Not his job to speculate. . . [/quote]

Ha! Too late. JamesE already pointed out that coroners DO produce the report which I claim they don’t produce, and my example >indicates< that I was aware of that.

I win. :discodance:

I’ve read what the nerd and the nurse have to say about this, and I’m with the lawyer on this one.

If a plant dies because it is never watered, you can say that the immediate cause of death is water starvation. But water starvation is caused by the gardener not doing his job. So ultimately, the death was caused by negligence. Root cause and immediate cause are not the same thing, and the coroner is only expected to deliver his findings regarding the immediate cause of death.

What MT has to understand, however, is that without sufficient evidence that rules out any and all doubts, a coroner can not speculate on the root cause in his report, even if it appears pretty obvious. He has to limit his report to the immediate cause of death.

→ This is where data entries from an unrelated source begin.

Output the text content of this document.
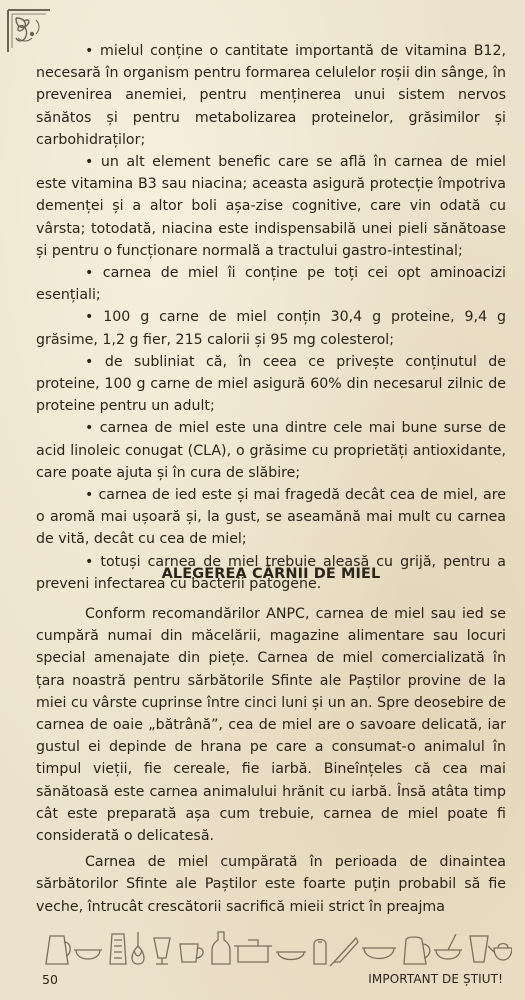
• mielul conține o cantitate importantă de vitamina B12, necesară în organism pentru formarea celulelor roșii din sânge, în prevenirea anemiei, pentru menținerea unui sistem nervos sănătos și pentru metabolizarea proteinelor, grăsimilor și carbohidraților;

• un alt element benefic care se află în carnea de miel este vitamina B3 sau niacina; aceasta asigură protecție împotriva demenței și a altor boli așa-zise cognitive, care vin odată cu vârsta; totodată, niacina este indispensabilă unei pieli sănătoase și pentru o funcționare normală a tractului gastro-intestinal;

• carnea de miel îi conține pe toți cei opt aminoacizi esențiali;

• 100 g carne de miel conțin 30,4 g proteine, 9,4 g grăsime, 1,2 g fier, 215 calorii și 95 mg colesterol;

• de subliniat că, în ceea ce privește conținutul de proteine, 100 g carne de miel asigură 60% din necesarul zilnic de proteine pentru un adult;

• carnea de miel este una dintre cele mai bune surse de acid linoleic conugat (CLA), o grăsime cu proprietăți antioxidante, care poate ajuta și în cura de slăbire;

• carnea de ied este și mai fragedă decât cea de miel, are o aromă mai ușoară și, la gust, se aseamănă mai mult cu carnea de vită, decât cu cea de miel;

• totuși carnea de miel trebuie aleasă cu grijă, pentru a preveni infectarea cu bacterii patogene.

ALEGEREA CĂRNII DE MIEL

Conform recomandărilor ANPC, carnea de miel sau ied se cumpără numai din măcelării, magazine alimentare sau locuri special amenajate din piețe. Carnea de miel comercializată în țara noastră pentru sărbătorile Sfinte ale Paștilor provine de la miei cu vârste cuprinse între cinci luni și un an. Spre deosebire de carnea de oaie „bătrână”, cea de miel are o savoare delicată, iar gustul ei depinde de hrana pe care a consumat-o animalul în timpul vieții, fie cereale, fie iarbă. Bineînțeles că cea mai sănătoasă este carnea animalului hrănit cu iarbă. Însă atâta timp cât este preparată așa cum trebuie, carnea de miel poate fi considerată o delicatesă.

Carnea de miel cumpărată în perioada de dinaintea sărbătorilor Sfinte ale Paștilor este foarte puțin probabil să fie veche, întrucât crescătorii sacrifică mieii strict în preajma

50	IMPORTANT DE ȘTIUT!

Not sure this is going to sway anyone’s opinion, but to clarify:

death certificate typically requires fairly concrete information as filled out on standardized form (fill out blanks, check boxes), including time and date of death. Disposition of remains. Some of these may be filled out by the funeral home, the certifying doctor fills out the immediate cause of death (e.g. pulmonary embolism or pneumonia, or lung cancer), approx. interval since onset, and preceding causes, their approx intervals (example: immediate cause of death: variceal bleed (minutes) due to portal hypertension (8 years) due to liver cirrhosis( 9 years). Usually there is a separate section to state any factor contributing to but not the immediate cause of death. (you might put alcohol abuse in this section, using the above example)

Manner of death is where the death is classified as natural, accident, homicide, suicide, or unknown (these are boxes to check, cannot make up your own) OD and motor vehicle accidents are accidental, pneumonia is natural, and even bleeding from esophageal vessels due to alcoholic liver disease, as the example above is considered natural). another box to check: if tobacco contributed to death ( yes, no, probably, unknown). Another few boxes to check including if a female was pregnant at the time of death, and if death is due to injury, whether injury occurred at work .

Autopsy reports are different documents and these are prepared by pathologists or medical examiners who may not be the doctor signing the death certificate, these are more in depth, but again, needs concrete medical evidence from anatomic observations (occluded coronary arteries) and toxicology reports (lethal blood levels of drugs etc). to document weakened immune system is difficult (need fairly solid evidence like decreased blood levels of immunoglobulins). As pointed out earlier pneumonia can take down a perfectly healthy young person, sometimes quickly-happens yearly on college campuses.

That’s probably more than anyone ever wants to know, but please, lawyers don’t always practice medicine better than doctors.